Home Cancer Cancer in humans and pets

The complex biological process involves in cancer development and progression.

Normal cells become tumorigenic and eventually transform into mutagenic cells by acquiring genetic mutation.

In case, the immune system fails to recognize or eliminate the cellular modification at the initial phase, then the cells of the affected organ or body part form a tumor.

Pet or animal can also acquire the similar type of cellular changes and develop cancer.

The incidence rate of cancer in dogs and cats is similar to humans.

Cancer is a common cause of death in dogs and cats.
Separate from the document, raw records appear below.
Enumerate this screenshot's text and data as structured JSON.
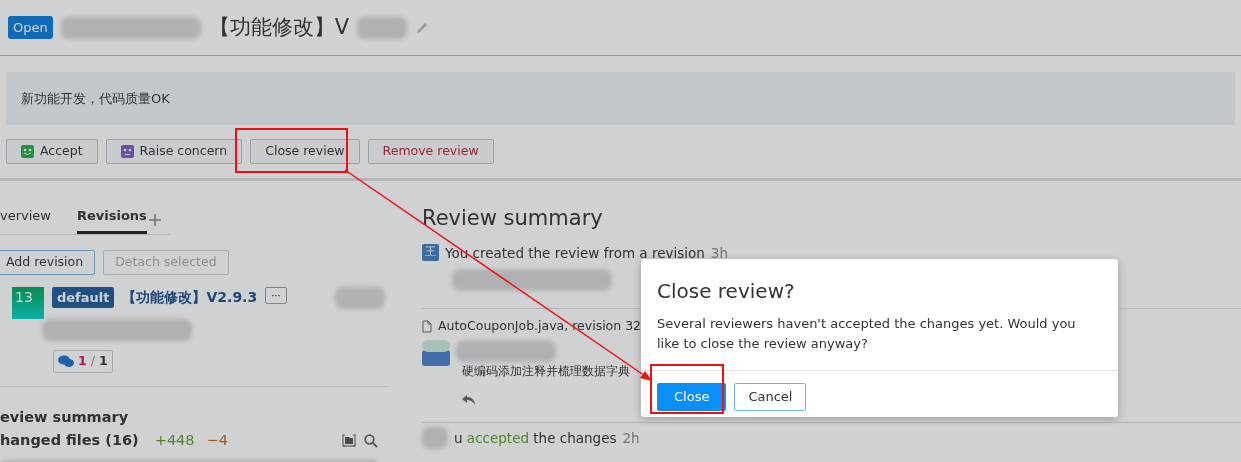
{
  "header": {
    "status_badge": "Open",
    "title_visible": "【功能修改】V",
    "title_redacted": true
  },
  "description": "新功能开发，代码质量OK",
  "actions": [
    {
      "label": "Accept",
      "kind": "accept"
    },
    {
      "label": "Raise concern",
      "kind": "concern"
    },
    {
      "label": "Close review",
      "kind": "plain"
    },
    {
      "label": "Remove review",
      "kind": "danger"
    }
  ],
  "tabs": [
    {
      "label": "verview",
      "selected": false
    },
    {
      "label": "Revisions",
      "selected": true
    }
  ],
  "revision_buttons": [
    {
      "label": "Add revision",
      "disabled": false
    },
    {
      "label": "Detach selected",
      "disabled": true
    }
  ],
  "revision": {
    "number": "13",
    "branch": "default",
    "title": "【功能修改】V2.9.3",
    "more": "···",
    "comments_unread": "1",
    "comments_sep": "/",
    "comments_total": "1"
  },
  "summary": {
    "heading": "eview summary",
    "files_label": "hanged files (16)",
    "added": "+448",
    "removed": "−4"
  },
  "feed": {
    "heading": "Review summary",
    "items": [
      {
        "kind": "event",
        "avatar": "王",
        "text": "You created the review from a revision",
        "time": "3h"
      },
      {
        "kind": "file",
        "text": "AutoCouponJob.java, revision 32"
      },
      {
        "kind": "comment",
        "text": "硬编码添加注释并梳理数据字典"
      },
      {
        "kind": "accepted",
        "pre": "u",
        "verb": "accepted",
        "post": "the changes",
        "time": "2h"
      }
    ]
  },
  "dialog": {
    "title": "Close review?",
    "message": "Several reviewers haven't accepted the changes yet. Would you like to close the review anyway?",
    "buttons": [
      {
        "label": "Close",
        "kind": "primary"
      },
      {
        "label": "Cancel",
        "kind": "secondary"
      }
    ]
  }
}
Anatomy, physiology, and the onset of tumor and progression of the condition in pets are quite similar to humans.

Pets are sharing the same environments as humans.

This may raise the question that there is a connection between the spreading of cancer from pets to humans or vice versa.

There is no information available that stated human cancer is communicable means spread from person to person or animals.

However, existing of such ill health in pets including dogs and Tasmanian devil raised a concern of whether humans could be at risk.

Few of the tumors tend to spread from one living organism (host) to another.

This kind of tumor is termed a naturally transmissible tumor. Naturally, transmissible tumor cells can transmit infectious materials from one individual to another.

Following are two contagious cancers that can occur in pets:
Canine transmissible venereal tumors develop at the orogenital area of pets (dogs).

The nature of this tumor is nonfatal.

This type of tumor can transmit through direct contact between individual dogs via sexual contact or bites/licks.

Devil facial tumor spreads among Tasmanian devils through fighting and biting. This type of cancerous tumor leads to 100% mortality.

Neither of these cancerous diseases is infectious to humans.

There is no scientific evidence supporting that humans, not even immunocompromised persons are susceptible to these illnesses or any other cancers by direct transmission.

Moreover, no virus transmission including retroviruses like human papillomavirus, which can be spread between humans—between pets and humans has been shown to cause cancer in humans.

Scientific reports also have shown that pet ownership may reduce the incidence of cancer in humans.

A case-control study performed in the San Francisco Bay area found that pet owners had a decreased risk for non-Hodgkin’s lymphoma as compared with those who never owned a pet.

However, further research studies require for confirming the finding of this research.

Pets usually dogs are also considered human companions.

Pets are playing a considerable role in the development of novel anticancer agents and combination therapies.

Recently a scientific report stated that researchers had used veterinary clinical settings for cancer drug development by utilizing serial biologic sample collections, dose exploration, schedule, and corresponding pharmacokinetic and pharmacodynamic relations.